FitSugar reader BriannEmal needs your help — she's about to start training for a marathon but wants to increase her speed. She posted her question in the FitSugar running community group, RunningSugar.
So I picked up running a few years ago to get healthier, and it's one of the best things I've ever done! So far I've completed a few 5 and 10Ks and a half marathon, and now the marathon is the logical next step. Now, in my other races I've been able to get away with just plain old running to prep myself. Now as my long runs get longer I've come to realize that I need to vary my training with shorter speed-work sessions if I'm gonna make all this mileage happen. Problem is . . . I am so not a speedy girl; I'm a leisurely-paced, distance kind of girl. Anybody have some advice on how to slowly build my speed without killing myself?
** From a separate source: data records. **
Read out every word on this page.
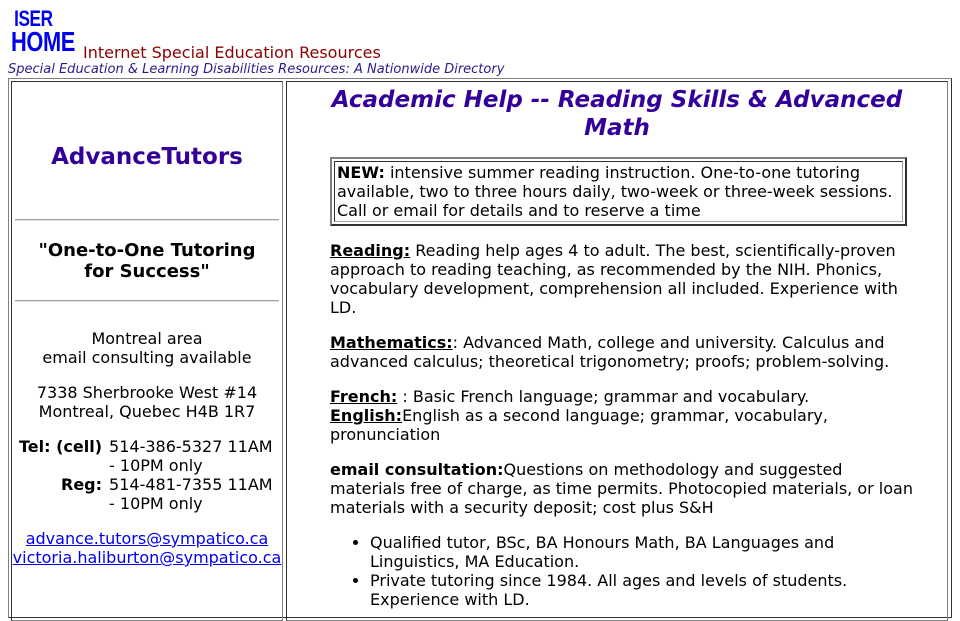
ISER
HOME Internet Special Education Resources
Special Education & Learning Disabilities Resources: A Nationwide Directory
AdvanceTutors
"One-to-One Tutoring
for Success"
Montreal area
email consulting available
7338 Sherbrooke West #14
Montreal, Quebec H4B 1R7
Tel: (cell)	514-386-5327 11AM - 10PM only
Reg:	514-481-7355 11AM - 10PM only
advance.tutors@sympatico.ca
victoria.haliburton@sympatico.ca
Academic Help -- Reading Skills & Advanced Math
NEW: intensive summer reading instruction. One-to-one tutoring available, two to three hours daily, two-week or three-week sessions. Call or email for details and to reserve a time

Reading: Reading help ages 4 to adult. The best, scientifically-proven approach to reading teaching, as recommended by the NIH. Phonics, vocabulary development, comprehension all included. Experience with LD.

Mathematics:: Advanced Math, college and university. Calculus and advanced calculus; theoretical trigonometry; proofs; problem-solving.

French: : Basic French language; grammar and vocabulary.
English:English as a second language; grammar, vocabulary, pronunciation

email consultation:Questions on methodology and suggested materials free of charge, as time permits. Photocopied materials, or loan materials with a security deposit; cost plus S&H

• Qualified tutor, BSc, BA Honours Math, BA Languages and Linguistics, MA Education.
• Private tutoring since 1984. All ages and levels of students. Experience with LD.
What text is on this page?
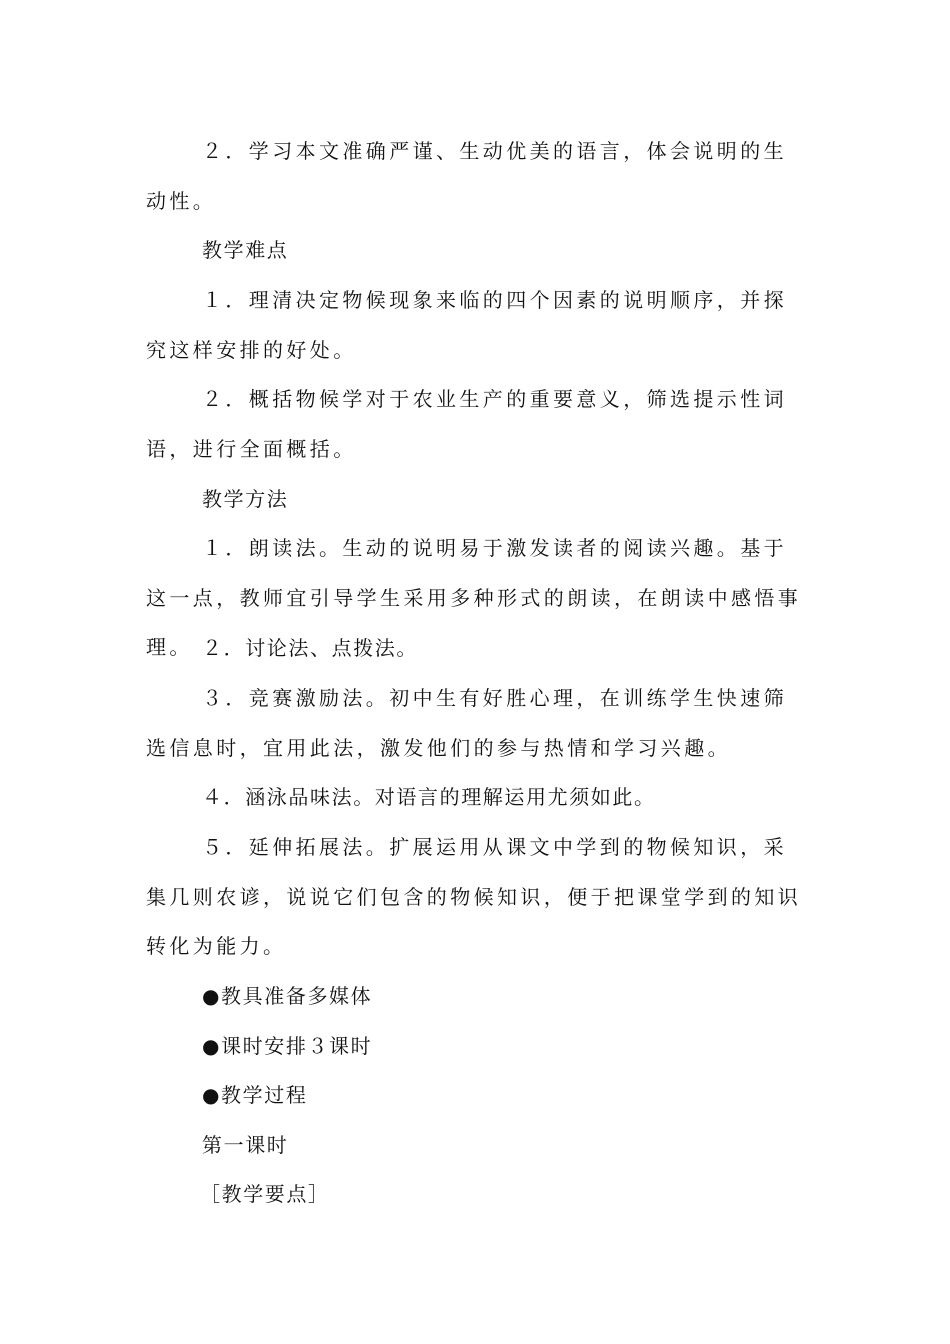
２．学习本文准确严谨、生动优美的语言，体会说明的生动性。

教学难点

１．理清决定物候现象来临的四个因素的说明顺序，并探究这样安排的好处。

２．概括物候学对于农业生产的重要意义，筛选提示性词语，进行全面概括。

教学方法

１．朗读法。生动的说明易于激发读者的阅读兴趣。基于这一点，教师宜引导学生采用多种形式的朗读，在朗读中感悟事理。 ２．讨论法、点拨法。

３．竞赛激励法。初中生有好胜心理，在训练学生快速筛选信息时，宜用此法，激发他们的参与热情和学习兴趣。

４．涵泳品味法。对语言的理解运用尤须如此。

５．延伸拓展法。扩展运用从课文中学到的物候知识，采集几则农谚，说说它们包含的物候知识，便于把课堂学到的知识转化为能力。

●教具准备多媒体

●课时安排３课时

●教学过程

第一课时

［教学要点］
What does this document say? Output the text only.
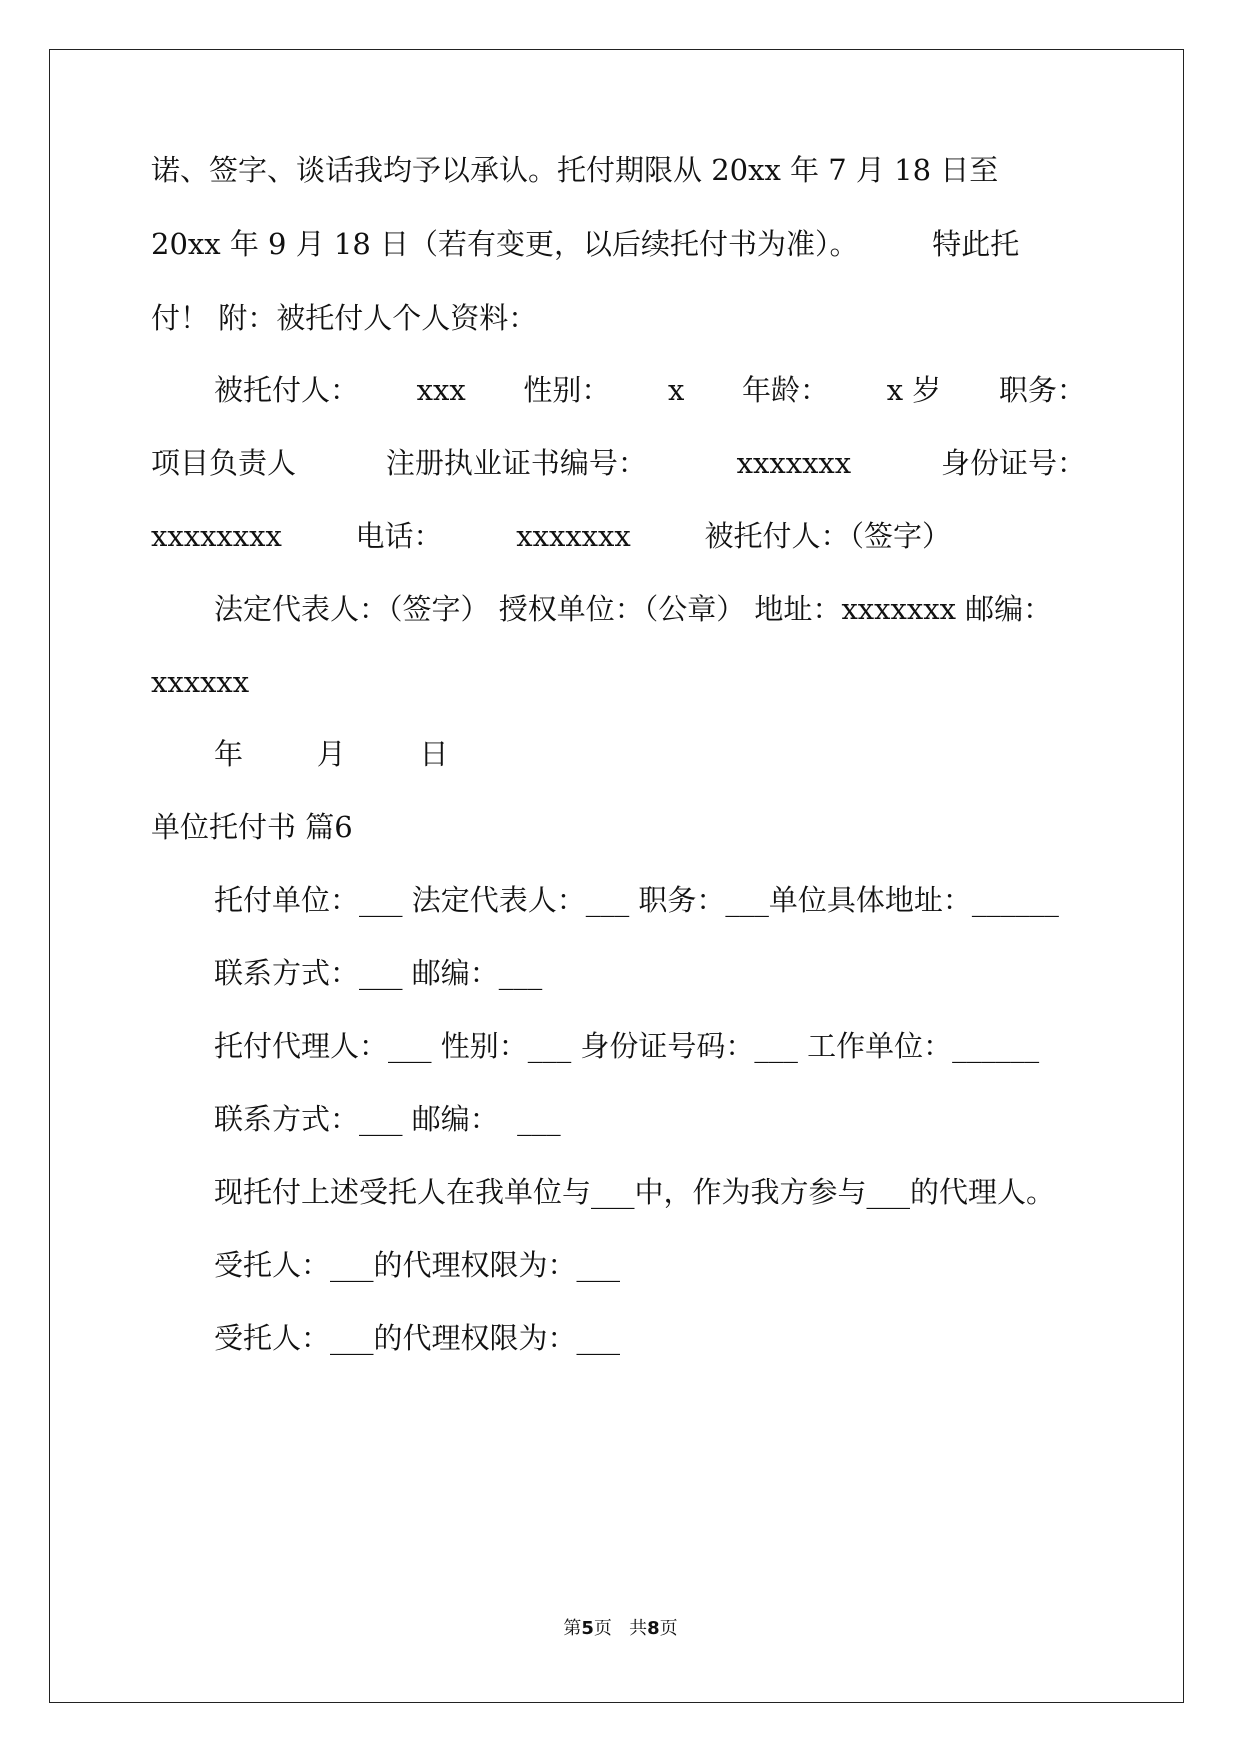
诺、签字、谈话我均予以承认。托付期限从 20xx 年 7 月 18 日至
20xx 年 9 月 18 日（若有变更，以后续托付书为准）。        特此托
付！ 附：被托付人个人资料：
被托付人： xxx 性别： x 年龄： x 岁 职务：
项目负责人	注册执业证书编号：	xxxxxxx	身份证号：
xxxxxxxx	电话：	xxxxxxx	被托付人：（签字）
法定代表人：（签字） 授权单位：（公章） 地址：xxxxxxx 邮编：
xxxxxx
年        月        日
单位托付书 篇6
托付单位：___ 法定代表人：___ 职务：___单位具体地址：______
联系方式：___ 邮编：___
托付代理人：___ 性别：___ 身份证号码：___ 工作单位：______
联系方式：___ 邮编：  ___
现托付上述受托人在我单位与___中，作为我方参与___的代理人。
受托人：___的代理权限为：___
受托人：___的代理权限为：___
第5页   共8页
Keep in mind also I live in Arizona, so for the next few months it will always be at least 100 degrees out during my workouts.
Read on for the advice we gave BriannEmal and share your own advice after the break!
Congrats BriannEmal on deciding to run a marathon! It's great that you've found that you love running and have already completed several races — you are off to a great start.
First, give yourself adequate time to train; we recommend four months. Check out this four-month marathon training plan. Having a specific training plan is essential for building both your speed and your endurance steadily so you don't risk overtraining or other injuries. Check out some more tips for first-time marathon planning here.
Another thing we'd recommend is starting interval training, if you haven't already done so. High-intensity interval training is important for increasing your endurance and speed. Since you live in the oh-so-hot state of Arizona, try an interval training workout on the treadmill so you can beat the heat. Here's an interval treadmill workout you may want to try during your next trip to the gym.
Another race-friendly way to increase speed is to practice negative splits, which means running the last half of your workout faster than the first half. By incorporating negative splits into your marathon training you'll win physically — gradually increasing your speed during your runs will make you faster over time — as well as psychologically, since come race day you may find yourself passing others by during the latter part of your run. Another strategy that helps with speed is tempo running, which is when you do a once-a-week run at a slightly increased pace over a set amount of time (like, say, 10 minutes), and increasing that set time as you get better. We have a few more tips for increasing your running speed; read them here!
Also, don't forget that when you're training for a marathon, what you eat is important. Make sure you eat a well-balanced diet consisting of protein, carbs, and iron-rich foods (and add some extra carbs about a week before your race).